Ma cosa succede quando questo meccanismo viene portato all’estremo? Cosa succede quando “pensare con la propria testa” diventa l’equivalente di “fare ciò che mi pare perché lo ritengo giusto”?
‘Oggi mio figlio non fa i compiti perché secondo me sono inutili’. ‘Non pago le tasse perché sono troppe, e in tasca non mi rimane niente’. ‘Perché dovrei pagare il canone TV se nemmeno la guardo?’ ‘Il biglietto del pullman non lo pago perché i mezzi non passano mai, e poi sono sempre troppo pieni’.

Qualcuna di queste frasi vi suona familiare?
Che deriva può prendere tutto ciò?

Allora io dico, caro professor Keating, caro papà che ha scritto quella lettera: non è questa, la via. Sarebbe bellissimo e facile, se per cambiare davvero prospettiva, bastasse salire su un banco..ma non è così.
Per questo gli interventi degli psicofuffari non solo non funzionano, ma sono dannosi, anche se corredati da buone intenzioni…perché il banco, bisogna costruirselo, ed è ben più dura che costruire una scrivania con assi di legno, chiodi e martello.
Costruirselo vuol dire che non basta capire qual è la difesa e cercare semplicemente di abbatterla con la logica del “carpe diem” (o del qui ed ora, come dicono alcuni), perché la difesa ha un suo senso, ha un suo percorso, ha un prima e un dopo, va rispettata e modificata pezzo per pezzo, integrandone le modifiche all’interno della nostra vita.
Costruirselo vuol dire mediare, dialogare con le istituzioni, andare a riunioni, perdere tempo, parlare con le persone, cooptarle, lavorare per ciò in cui si crede..e spesso nemmeno raccoglierne i frutti, ma esserne comunque fieri, perché li raccoglierà qualcuno dopo di noi.

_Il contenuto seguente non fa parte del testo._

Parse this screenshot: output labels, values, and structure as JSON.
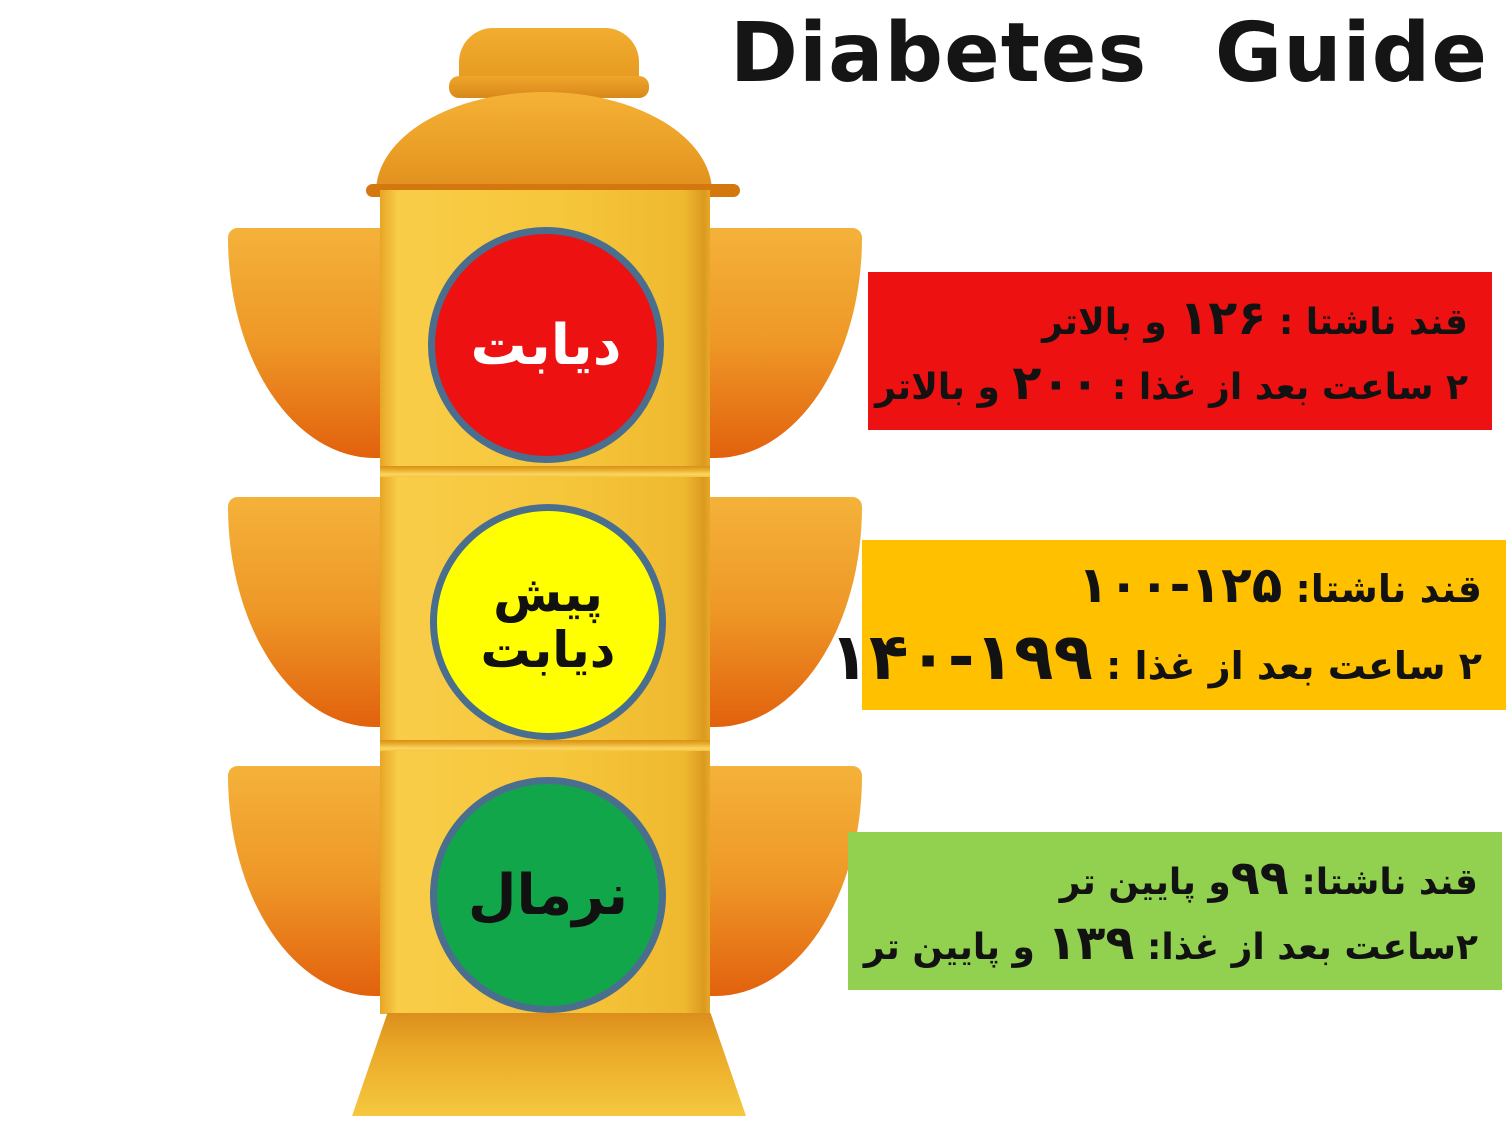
{
  "title": "Diabetes Guide",
  "traffic_light": {
    "name": "blood-sugar-traffic-light",
    "lights": [
      {
        "id": "diabetes",
        "label": "دیابت",
        "color": "#ED1111"
      },
      {
        "id": "prediabetes",
        "label_line1": "پیش",
        "label_line2": "دیابت",
        "color": "#FFFF00"
      },
      {
        "id": "normal",
        "label": "نرمال",
        "color": "#12A64B"
      }
    ],
    "border_color": "#4A6E8E",
    "body_color": "#F6C63B",
    "wing_color_top": "#F4B23A",
    "wing_color_bottom": "#E2610D"
  },
  "info_boxes": [
    {
      "id": "diabetes",
      "bg": "#ED1111",
      "line1_pre": "قند ناشتا : ",
      "line1_num": "۱۲۶",
      "line1_post": " و بالاتر",
      "line2_pre": "۲ ساعت بعد از غذا : ",
      "line2_num": "۲۰۰",
      "line2_post": " و بالاتر"
    },
    {
      "id": "prediabetes",
      "bg": "#FFC000",
      "line1_pre": "قند ناشتا:  ",
      "line1_num": "۱۰۰-۱۲۵",
      "line1_post": "",
      "line2_pre": "۲ ساعت بعد از غذا : ",
      "line2_num": "۱۴۰-۱۹۹",
      "line2_post": ""
    },
    {
      "id": "normal",
      "bg": "#92D050",
      "line1_pre": "قند ناشتا:  ",
      "line1_num": "۹۹",
      "line1_post": "و  پایین تر",
      "line2_pre": "۲ساعت بعد از غذا: ",
      "line2_num": "۱۳۹",
      "line2_post": " و پایین تر"
    }
  ]
}
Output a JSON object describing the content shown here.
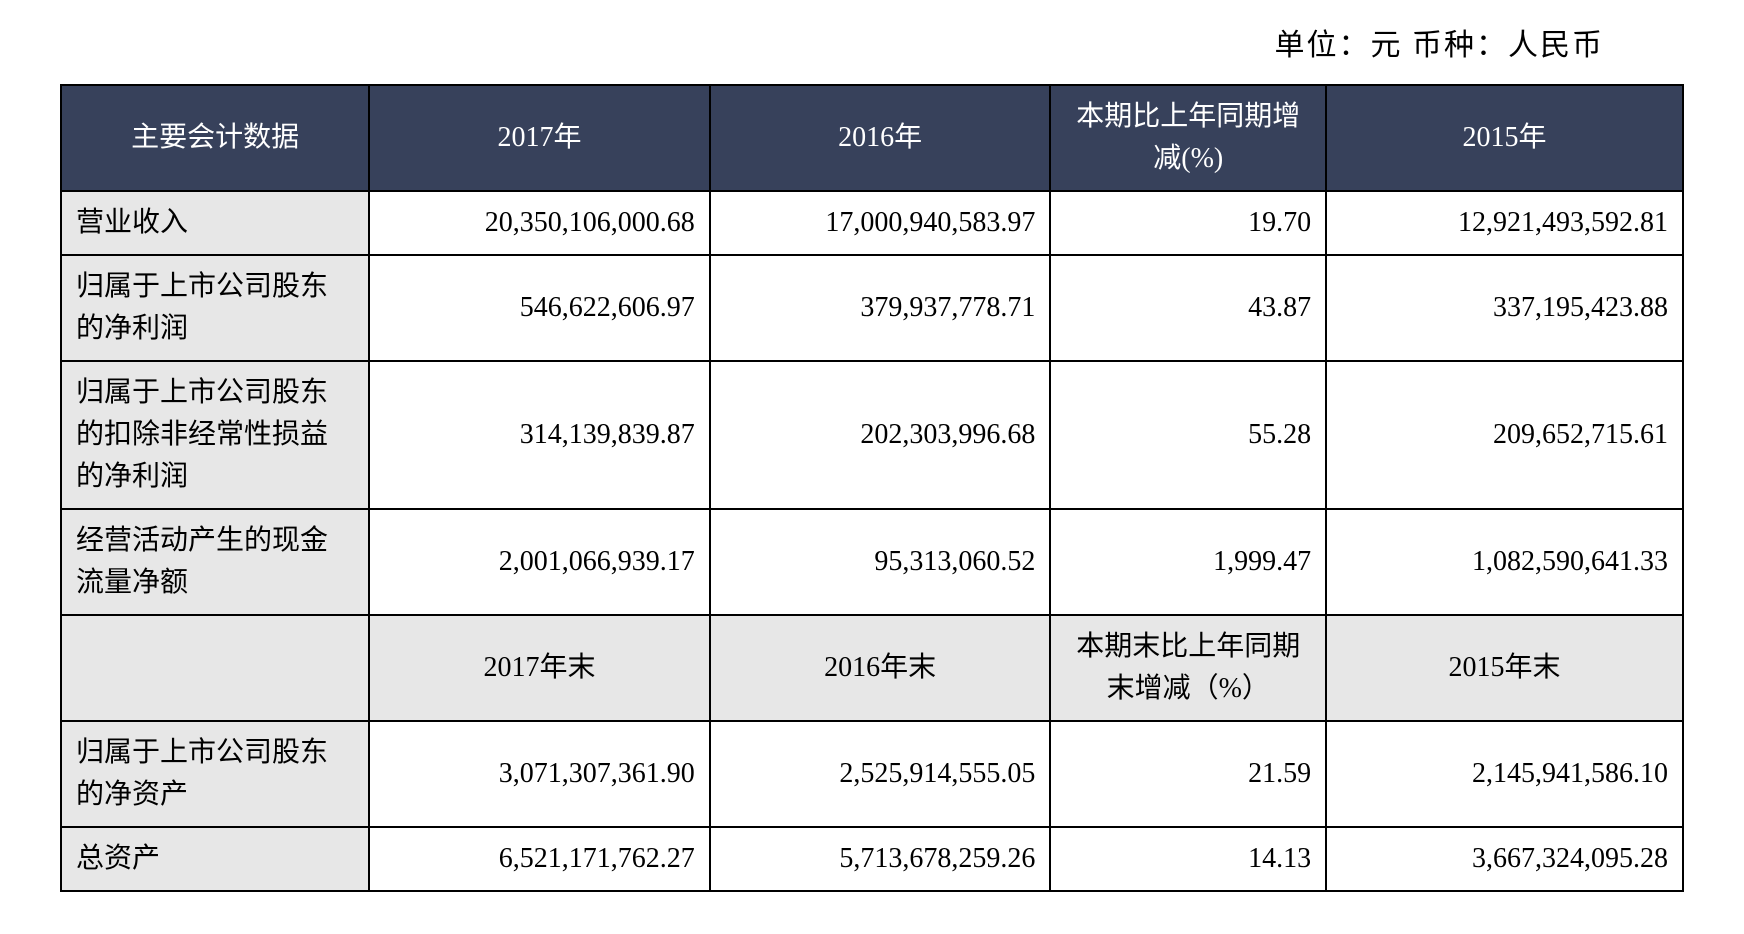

Inventando un altro finale, il professor Keating avrebbe potuto impegnarsi insieme ai ragazzi per discutere col Preside di modifiche graduali in seno alla scuola, o cercare di ambire lui stesso al ruolo di Preside, se desiderava cambiare alcune cose, anziché muoversi a sua insaputa, spingendo i ragazzi a voli pindarici destinati ad infrangersi non appena a contatto con la scottante realtà.
Il papà della lettera avrebbe potuto cercare di partecipare a gruppi, già esistenti peraltro, che aprono tavoli di confronto con insegnanti e dirigenti sui metodi scolastici e cercano di svecchiare il sistema, anziché insegnare a suo figlio che se qualcosa non piace, è possibile semplicemente eluderla.

Tornando alla metafora della barchetta, concludo riportando qui la strofa successiva della poesia che chiude il film:
O Capitano! Mio Capitano!”
“Il nostro viaggio tremendo è terminato,
la nave ha superato ogni ostacolo, l’ambìto premio è conquistato”,

e dico che auspico meno disobbedienti passivi e più adulti Capitani, in grado di guidare i ragazzi a comprendere che l’oceano bisogna conoscerlo, rispettarlo, e navigarlo onda per onda, bagnandosi, patendo il mal di mare, accettando anche di deviare a volte la rotta, se occorre, per poter arrivare in porto sani e salvi, e poter così a propria volta raccontare la via faticosamente percorsa, e condividerla a beneficio di altri.